特に超音波式の加湿器は、熱を加えず超音波による振動で水を放出するためタンク内の雑菌も一緒に放出してしまうので注意が必要です。
対処法
加湿器病を予防するのにもっとも大事なことは、こまめに掃除をすることです!
特にオフィスの加湿器の場合は、機械そのものが大きかったり、担当する人が決まっていなかったりという理由で、毎日掃除をすることが難しい……ということもあると思います。
しかし、雑菌やカビを吸っていると思えば、洗う頻度は増えるのではないでしょうか。
また、最近では加湿器用の除菌剤が販売されていますので、こうしたものを活用するのも便利だと思います。
洗剤などを用いた丁寧な掃除は、加湿器の種類にもよりますが、週に1回~月に1回程度当番制を導入するなど工夫するとよいでしょう。
こまめな掃除以外にも、使う度にきれいな水を入れる、使用後は中の水を捨てて乾燥させることも大切です。
浄水器の水と水道水はどちらがいいの?
きれいなお水と聞くと浄水器を通した水と思われるかもしれませんが、浄水器を通した水は、塩素など水道水をきれいに保つために配合されている成分が抜けてしまいます。
もちろん飲み水としては美味しいですが、加湿器などのタンクの中に貯めておく水としては好ましくありません。
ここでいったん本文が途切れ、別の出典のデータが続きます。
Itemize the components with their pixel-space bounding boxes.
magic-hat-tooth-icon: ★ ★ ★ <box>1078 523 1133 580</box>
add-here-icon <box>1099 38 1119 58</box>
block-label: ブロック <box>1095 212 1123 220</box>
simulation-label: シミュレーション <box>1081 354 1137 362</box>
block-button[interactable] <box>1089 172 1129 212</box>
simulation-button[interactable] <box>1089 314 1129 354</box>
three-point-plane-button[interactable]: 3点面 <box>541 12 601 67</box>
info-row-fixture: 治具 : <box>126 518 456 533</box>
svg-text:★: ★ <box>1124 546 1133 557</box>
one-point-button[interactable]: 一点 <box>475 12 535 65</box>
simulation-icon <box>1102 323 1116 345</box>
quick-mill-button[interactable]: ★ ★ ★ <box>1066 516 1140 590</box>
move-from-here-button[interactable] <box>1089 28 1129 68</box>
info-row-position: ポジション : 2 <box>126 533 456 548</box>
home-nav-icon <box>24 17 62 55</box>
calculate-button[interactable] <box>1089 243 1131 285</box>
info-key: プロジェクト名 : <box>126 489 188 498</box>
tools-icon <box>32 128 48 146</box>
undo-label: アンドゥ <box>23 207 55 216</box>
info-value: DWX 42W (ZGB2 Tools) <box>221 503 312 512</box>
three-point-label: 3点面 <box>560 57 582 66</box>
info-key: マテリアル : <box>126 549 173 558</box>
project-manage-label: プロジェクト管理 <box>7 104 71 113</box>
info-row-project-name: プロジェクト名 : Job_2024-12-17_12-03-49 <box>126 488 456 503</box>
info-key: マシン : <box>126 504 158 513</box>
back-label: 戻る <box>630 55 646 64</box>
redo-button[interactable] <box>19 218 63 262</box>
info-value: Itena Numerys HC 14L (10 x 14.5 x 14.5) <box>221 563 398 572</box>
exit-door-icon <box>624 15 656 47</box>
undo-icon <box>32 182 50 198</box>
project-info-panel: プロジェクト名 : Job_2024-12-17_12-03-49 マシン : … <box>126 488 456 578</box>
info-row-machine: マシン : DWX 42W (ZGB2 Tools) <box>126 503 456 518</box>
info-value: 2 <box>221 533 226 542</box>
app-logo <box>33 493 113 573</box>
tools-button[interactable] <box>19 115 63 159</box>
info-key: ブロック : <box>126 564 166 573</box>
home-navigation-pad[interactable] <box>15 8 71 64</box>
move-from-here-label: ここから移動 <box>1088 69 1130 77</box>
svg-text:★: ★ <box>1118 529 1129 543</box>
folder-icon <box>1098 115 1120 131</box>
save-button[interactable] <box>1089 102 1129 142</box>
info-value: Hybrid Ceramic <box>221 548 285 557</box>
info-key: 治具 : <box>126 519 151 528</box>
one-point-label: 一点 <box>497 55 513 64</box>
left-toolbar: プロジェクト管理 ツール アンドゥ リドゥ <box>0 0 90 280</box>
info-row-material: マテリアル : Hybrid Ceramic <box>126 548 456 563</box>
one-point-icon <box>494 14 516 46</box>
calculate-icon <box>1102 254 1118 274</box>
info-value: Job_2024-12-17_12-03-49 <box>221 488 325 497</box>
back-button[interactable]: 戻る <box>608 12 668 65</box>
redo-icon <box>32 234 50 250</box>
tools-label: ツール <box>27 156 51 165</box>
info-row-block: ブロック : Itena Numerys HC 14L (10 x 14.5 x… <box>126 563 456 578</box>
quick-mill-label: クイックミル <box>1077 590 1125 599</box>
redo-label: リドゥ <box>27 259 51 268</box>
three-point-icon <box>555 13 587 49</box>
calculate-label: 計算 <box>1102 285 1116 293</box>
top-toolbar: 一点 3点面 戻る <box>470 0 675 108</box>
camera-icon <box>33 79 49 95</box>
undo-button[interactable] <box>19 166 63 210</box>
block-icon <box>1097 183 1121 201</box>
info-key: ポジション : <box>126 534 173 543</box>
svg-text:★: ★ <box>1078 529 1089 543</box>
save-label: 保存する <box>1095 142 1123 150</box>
細菌やカビが繁殖しやすい水のため、雑菌を空気中にばら撒いてしまいます。
タンクの水は水道水を使い、継ぎ足しはせずに使い終わったら中の水は毎回捨てましょう。
加湿器の種類によって加湿器病にかかりやすい、かかりにくい等が変わってきますので、購入される際や今お持ちの加湿器に合ったお手入れをこまめに行うことで、健康的に寒い冬を乗り切りましょう。